This repository contains researches dedicated to classification of bearing fault based on vibrational signals' spectrograms, using deep neural network to identify the type of defect. The project provides an intuitive CLI for proposed algorithms. We prioritize presenting previous researches in a readable and reproducible manner over introducing a faithful implementation.
The team behind this work is Mandevices Laboratory from Hanoi University of Science and Technology (HUST). Learn more about our researches here.
- CUDA-enabled GPU
- Python version 3.10+
- Poetry dependency manager
- Install Poetry
- Clone the repository
git clone https://github.com/vuong-viet-hung/hust-bearing.git
cd hust-bearing
- Install project's dependencies
poetry install
Refer to this guide on how to execute commands inside virtual environment.

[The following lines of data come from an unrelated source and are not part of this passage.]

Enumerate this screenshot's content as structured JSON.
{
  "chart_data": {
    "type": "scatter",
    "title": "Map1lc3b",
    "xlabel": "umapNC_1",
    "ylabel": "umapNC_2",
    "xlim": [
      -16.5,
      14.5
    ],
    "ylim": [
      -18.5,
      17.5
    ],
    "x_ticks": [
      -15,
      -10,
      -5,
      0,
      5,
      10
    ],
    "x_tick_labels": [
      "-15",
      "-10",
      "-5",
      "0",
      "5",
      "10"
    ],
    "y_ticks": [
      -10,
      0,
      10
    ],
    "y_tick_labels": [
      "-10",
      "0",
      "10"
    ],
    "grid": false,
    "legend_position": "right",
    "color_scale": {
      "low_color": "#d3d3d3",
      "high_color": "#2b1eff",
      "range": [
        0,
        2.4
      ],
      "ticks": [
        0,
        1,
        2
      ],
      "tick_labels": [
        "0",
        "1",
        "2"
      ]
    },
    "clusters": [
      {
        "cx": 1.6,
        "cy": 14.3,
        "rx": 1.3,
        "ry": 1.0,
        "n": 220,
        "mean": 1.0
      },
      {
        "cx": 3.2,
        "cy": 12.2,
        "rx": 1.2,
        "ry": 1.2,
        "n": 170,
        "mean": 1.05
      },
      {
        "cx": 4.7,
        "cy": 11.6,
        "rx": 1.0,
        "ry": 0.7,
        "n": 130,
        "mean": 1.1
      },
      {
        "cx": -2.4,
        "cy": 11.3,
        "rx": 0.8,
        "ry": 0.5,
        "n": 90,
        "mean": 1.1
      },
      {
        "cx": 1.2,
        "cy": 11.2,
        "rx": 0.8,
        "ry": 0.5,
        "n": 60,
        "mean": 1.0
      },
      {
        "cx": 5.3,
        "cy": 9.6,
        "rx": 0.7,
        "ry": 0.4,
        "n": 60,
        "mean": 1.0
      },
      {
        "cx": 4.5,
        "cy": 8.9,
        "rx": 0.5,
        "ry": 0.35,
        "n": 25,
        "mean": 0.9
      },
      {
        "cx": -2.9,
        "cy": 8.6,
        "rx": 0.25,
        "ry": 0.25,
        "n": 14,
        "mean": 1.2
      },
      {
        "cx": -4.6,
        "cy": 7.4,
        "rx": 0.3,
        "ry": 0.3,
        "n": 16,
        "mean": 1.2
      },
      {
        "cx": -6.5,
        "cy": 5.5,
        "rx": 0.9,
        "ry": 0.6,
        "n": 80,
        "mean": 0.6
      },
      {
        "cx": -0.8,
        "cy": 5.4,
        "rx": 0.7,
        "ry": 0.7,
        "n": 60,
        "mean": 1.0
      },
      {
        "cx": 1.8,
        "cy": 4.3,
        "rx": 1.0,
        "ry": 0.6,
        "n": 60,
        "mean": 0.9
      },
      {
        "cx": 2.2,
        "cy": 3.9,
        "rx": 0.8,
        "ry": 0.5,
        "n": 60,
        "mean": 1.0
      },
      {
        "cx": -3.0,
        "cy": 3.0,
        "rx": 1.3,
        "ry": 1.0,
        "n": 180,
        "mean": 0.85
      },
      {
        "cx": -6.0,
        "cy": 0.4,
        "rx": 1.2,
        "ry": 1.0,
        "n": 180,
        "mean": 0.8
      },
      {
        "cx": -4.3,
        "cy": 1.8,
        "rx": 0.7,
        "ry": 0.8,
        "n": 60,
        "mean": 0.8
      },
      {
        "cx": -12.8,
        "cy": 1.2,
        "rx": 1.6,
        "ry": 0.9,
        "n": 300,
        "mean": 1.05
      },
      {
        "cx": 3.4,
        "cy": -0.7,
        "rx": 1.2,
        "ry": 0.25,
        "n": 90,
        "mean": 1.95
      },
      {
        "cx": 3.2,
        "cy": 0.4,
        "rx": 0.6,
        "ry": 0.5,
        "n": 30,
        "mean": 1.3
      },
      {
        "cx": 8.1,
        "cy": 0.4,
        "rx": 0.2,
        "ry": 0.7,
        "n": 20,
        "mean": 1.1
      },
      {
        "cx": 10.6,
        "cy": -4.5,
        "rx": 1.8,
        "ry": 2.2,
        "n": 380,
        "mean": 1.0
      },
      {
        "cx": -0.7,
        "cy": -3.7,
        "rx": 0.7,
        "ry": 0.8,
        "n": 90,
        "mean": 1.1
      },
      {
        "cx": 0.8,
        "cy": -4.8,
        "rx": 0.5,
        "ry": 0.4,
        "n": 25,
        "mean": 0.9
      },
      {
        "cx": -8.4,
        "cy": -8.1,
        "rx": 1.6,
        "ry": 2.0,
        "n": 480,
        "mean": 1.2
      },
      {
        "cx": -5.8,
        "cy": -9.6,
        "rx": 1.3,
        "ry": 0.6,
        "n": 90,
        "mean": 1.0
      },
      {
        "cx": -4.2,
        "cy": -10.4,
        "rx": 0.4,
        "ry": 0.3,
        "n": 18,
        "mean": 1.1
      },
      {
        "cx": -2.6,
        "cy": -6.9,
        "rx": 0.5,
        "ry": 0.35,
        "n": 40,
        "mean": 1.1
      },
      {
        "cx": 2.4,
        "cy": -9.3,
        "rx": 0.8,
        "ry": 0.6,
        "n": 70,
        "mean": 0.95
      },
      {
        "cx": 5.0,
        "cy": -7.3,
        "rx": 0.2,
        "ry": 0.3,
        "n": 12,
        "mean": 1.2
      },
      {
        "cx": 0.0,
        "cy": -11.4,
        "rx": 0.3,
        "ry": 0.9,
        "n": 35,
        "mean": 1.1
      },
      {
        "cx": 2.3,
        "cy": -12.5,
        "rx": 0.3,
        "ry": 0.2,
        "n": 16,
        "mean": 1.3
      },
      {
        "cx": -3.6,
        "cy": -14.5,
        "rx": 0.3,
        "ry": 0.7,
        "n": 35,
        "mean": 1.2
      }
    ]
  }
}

The CLI is powered by LightningCLI. Refer to this guide for advanced usage.
Obtain the dataset before advance to the proceeding steps
Open-access data will be provided soon. As of now, there are options to:
- Contact us for the dataset.
- Generate the dataset using the accompanied repository.
The dataset should be structured as such:
data <-- root directory
|---hust <-- dataset directory
| |---B500 <-- directory containing spectrograms
| |---B502
| | ...
| |---O504
|---cwru
| ...
Training configuration file is saved as: logs/<model>/<dataset>/<num_samples>/<load>/fit/version_*/config.yaml.

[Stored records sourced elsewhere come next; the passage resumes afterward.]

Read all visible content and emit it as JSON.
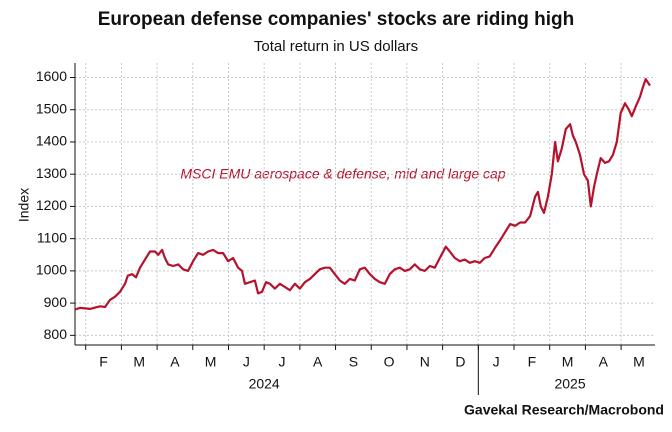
{
  "chart_data": {
    "type": "line",
    "title": "European defense companies' stocks are riding high",
    "subtitle": "Total return in US dollars",
    "y_label": "Index",
    "source": "Gavekal Research/Macrobond",
    "annotation": "MSCI EMU aerospace & defense, mid and large cap",
    "xlim": [
      0.7,
      16.95
    ],
    "ylim": [
      770,
      1645
    ],
    "yticks": [
      800,
      900,
      1000,
      1100,
      1200,
      1300,
      1400,
      1500,
      1600
    ],
    "xticks": [
      {
        "value": 1.5,
        "label": "F"
      },
      {
        "value": 2.5,
        "label": "M"
      },
      {
        "value": 3.5,
        "label": "A"
      },
      {
        "value": 4.5,
        "label": "M"
      },
      {
        "value": 5.5,
        "label": "J"
      },
      {
        "value": 6.5,
        "label": "J"
      },
      {
        "value": 7.5,
        "label": "A"
      },
      {
        "value": 8.5,
        "label": "S"
      },
      {
        "value": 9.5,
        "label": "O"
      },
      {
        "value": 10.5,
        "label": "N"
      },
      {
        "value": 11.5,
        "label": "D"
      },
      {
        "value": 12.5,
        "label": "J"
      },
      {
        "value": 13.5,
        "label": "F"
      },
      {
        "value": 14.5,
        "label": "M"
      },
      {
        "value": 15.5,
        "label": "A"
      },
      {
        "value": 16.5,
        "label": "M"
      }
    ],
    "x_grid": [
      1,
      2,
      3,
      4,
      5,
      6,
      7,
      8,
      9,
      10,
      11,
      12,
      13,
      14,
      15,
      16
    ],
    "year_separators": [
      12
    ],
    "year_labels": [
      {
        "value": 6,
        "label": "2024"
      },
      {
        "value": 14.57,
        "label": "2025"
      }
    ],
    "grid": true,
    "series": [
      {
        "name": "MSCI EMU aerospace & defense, mid and large cap",
        "color": "#b5122e",
        "x": [
          0.7,
          0.84,
          1.12,
          1.4,
          1.54,
          1.68,
          1.82,
          1.96,
          2.1,
          2.18,
          2.3,
          2.41,
          2.52,
          2.66,
          2.8,
          2.94,
          3.03,
          3.14,
          3.22,
          3.31,
          3.45,
          3.59,
          3.73,
          3.87,
          4.01,
          4.15,
          4.29,
          4.43,
          4.57,
          4.71,
          4.85,
          4.99,
          5.13,
          5.27,
          5.38,
          5.46,
          5.6,
          5.74,
          5.83,
          5.94,
          6.05,
          6.16,
          6.3,
          6.44,
          6.58,
          6.72,
          6.86,
          7.0,
          7.14,
          7.28,
          7.42,
          7.56,
          7.7,
          7.84,
          7.98,
          8.12,
          8.26,
          8.4,
          8.54,
          8.68,
          8.82,
          8.96,
          9.1,
          9.24,
          9.38,
          9.52,
          9.66,
          9.8,
          9.94,
          10.08,
          10.22,
          10.36,
          10.5,
          10.64,
          10.78,
          10.92,
          11.09,
          11.2,
          11.34,
          11.48,
          11.62,
          11.76,
          11.9,
          12.04,
          12.18,
          12.32,
          12.46,
          12.61,
          12.75,
          12.89,
          13.03,
          13.17,
          13.31,
          13.45,
          13.59,
          13.67,
          13.75,
          13.84,
          13.95,
          14.06,
          14.15,
          14.23,
          14.34,
          14.45,
          14.57,
          14.65,
          14.73,
          14.85,
          14.96,
          15.07,
          15.15,
          15.24,
          15.32,
          15.43,
          15.55,
          15.66,
          15.77,
          15.88,
          15.99,
          16.11,
          16.22,
          16.3,
          16.41,
          16.53,
          16.61,
          16.69,
          16.81
        ],
        "values": [
          880,
          885,
          882,
          890,
          888,
          910,
          920,
          935,
          960,
          985,
          990,
          980,
          1010,
          1035,
          1060,
          1060,
          1050,
          1065,
          1040,
          1020,
          1015,
          1020,
          1005,
          1000,
          1030,
          1055,
          1050,
          1060,
          1065,
          1055,
          1055,
          1030,
          1040,
          1010,
          1000,
          960,
          965,
          970,
          930,
          935,
          965,
          960,
          945,
          960,
          950,
          940,
          960,
          945,
          965,
          975,
          990,
          1005,
          1010,
          1010,
          990,
          970,
          960,
          975,
          970,
          1005,
          1010,
          990,
          975,
          965,
          960,
          990,
          1005,
          1010,
          1000,
          1005,
          1020,
          1005,
          1000,
          1015,
          1010,
          1040,
          1075,
          1060,
          1040,
          1030,
          1035,
          1025,
          1030,
          1025,
          1040,
          1045,
          1070,
          1095,
          1120,
          1145,
          1140,
          1150,
          1150,
          1170,
          1230,
          1245,
          1200,
          1180,
          1230,
          1300,
          1400,
          1340,
          1380,
          1440,
          1455,
          1420,
          1400,
          1360,
          1300,
          1280,
          1200,
          1260,
          1300,
          1350,
          1335,
          1340,
          1360,
          1400,
          1490,
          1520,
          1500,
          1480,
          1510,
          1540,
          1570,
          1595,
          1575
        ]
      }
    ]
  }
}
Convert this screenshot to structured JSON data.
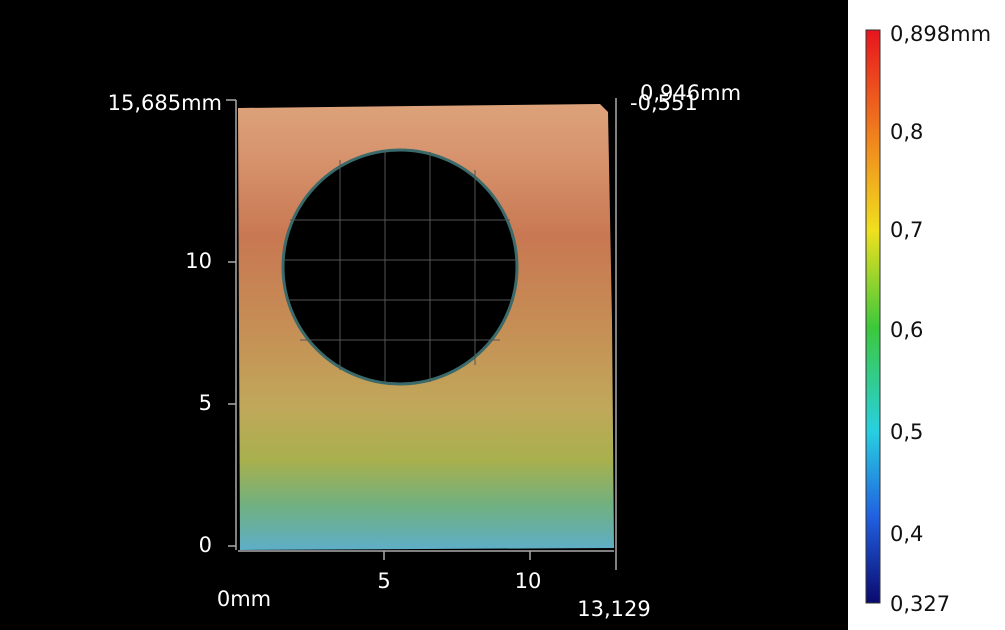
{
  "view": {
    "y_axis_labels": [
      "15,685mm",
      "10",
      "5",
      "0"
    ],
    "x_axis_labels": [
      "0mm",
      "5",
      "10",
      "13,129"
    ],
    "z_axis_labels": [
      "0,946mm",
      "-0,551"
    ],
    "colorbar_labels": [
      "0,898mm",
      "0,8",
      "0,7",
      "0,6",
      "0,5",
      "0,4",
      "0,327"
    ]
  }
}
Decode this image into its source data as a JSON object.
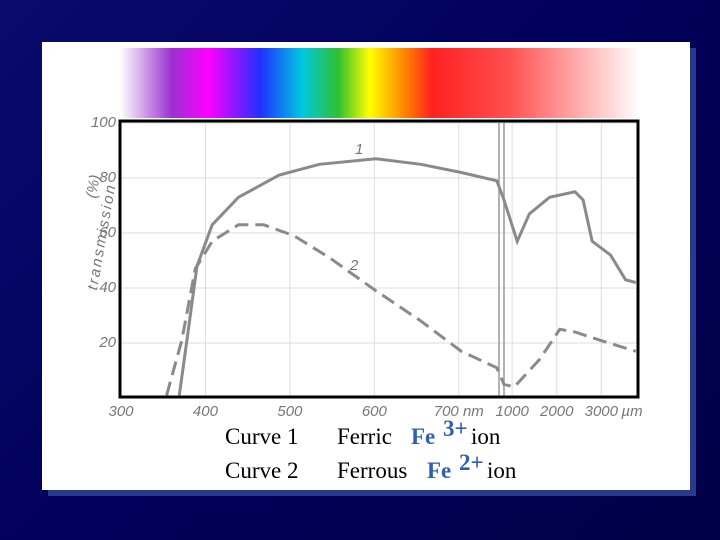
{
  "chart_data": {
    "type": "line",
    "ylabel": "transmission",
    "yunit": "(%)",
    "x_unit": "µm",
    "x": null,
    "series": [
      {
        "name": "1",
        "color": "#8a8a8a",
        "dash": false,
        "x": [
          369,
          378,
          390,
          408,
          439,
          487,
          535,
          602,
          655,
          703,
          745,
          818,
          1114,
          1386,
          1841,
          2409,
          2591,
          2795,
          3205,
          3545,
          3773
        ],
        "values": [
          1,
          21,
          48,
          63,
          73,
          81,
          85,
          87,
          85,
          82,
          79,
          72,
          57,
          67,
          73,
          75,
          72,
          57,
          52,
          43,
          42
        ]
      },
      {
        "name": "2",
        "color": "#8a8a8a",
        "dash": true,
        "x": [
          354,
          372,
          388,
          408,
          439,
          469,
          505,
          547,
          602,
          655,
          703,
          745,
          818,
          1045,
          1614,
          2068,
          2409,
          2977,
          3773
        ],
        "values": [
          1,
          21,
          47,
          57,
          63,
          63,
          59,
          51,
          39,
          28,
          17,
          11,
          5,
          4,
          14,
          25,
          24,
          21,
          17
        ]
      }
    ],
    "xlim": [
      300,
      3800
    ],
    "x_break": 750,
    "xticks": [
      300,
      400,
      500,
      600,
      {
        "value": 700,
        "label": "700 nm"
      },
      1000,
      2000,
      3000
    ],
    "ylim": [
      0,
      100
    ],
    "yticks": [
      20,
      40,
      60,
      80,
      100
    ],
    "grid": true
  },
  "captions": [
    {
      "curve": "Curve 1",
      "name": "Ferric",
      "ion": "Fe",
      "charge": "3+",
      "suffix": "ion"
    },
    {
      "curve": "Curve 2",
      "name": "Ferrous",
      "ion": "Fe",
      "charge": "2+",
      "suffix": "ion"
    }
  ]
}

For example, to train the ConvMixer model on HUST Bearing dataset, using 3000 samples at load 4
hust-bearing fit --config=logs/conv-mixer/hust/3000/4/fit/version_0/config.yaml
The model checkpoints will be saved at logs/conv-mamba/hust/3000/0/fit/version_0/checkpoints/.

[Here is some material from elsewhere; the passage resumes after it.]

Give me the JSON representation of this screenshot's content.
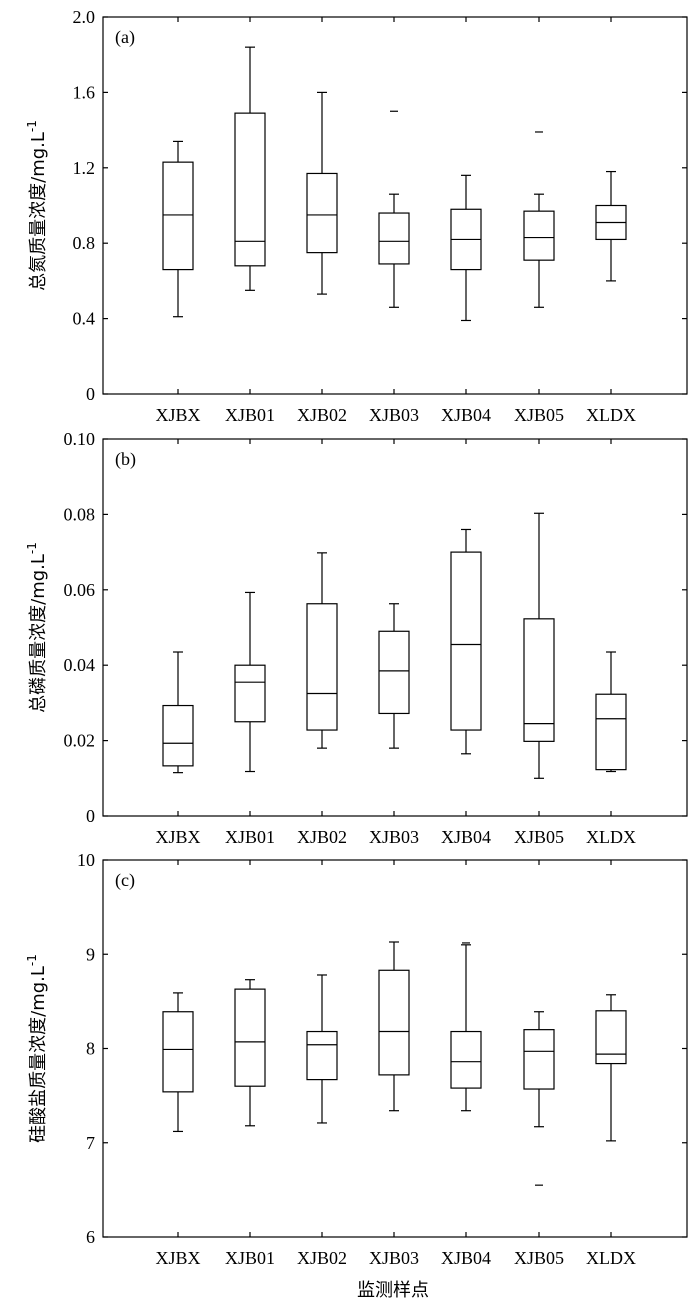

Testing configuration file is saved as: logs/<model>/<dataset>/<num_samples>/<train_load>/test/<test_load>/version_*/config.yaml.
For example, to test the trained model on load 2
hust-bearing test --config=logs/conv-mixer/hust/3000/4/test/2/version_0/config.yaml \
--ckpt_path=logs/conv-mixer/hust/3000/4/fit/version_0/checkpoints/<saved_model>.ckpt
Make sure to have the correct path to the saved model.
We are working on publishing our pretrained models. As of now, you must retrain the model for evaluation.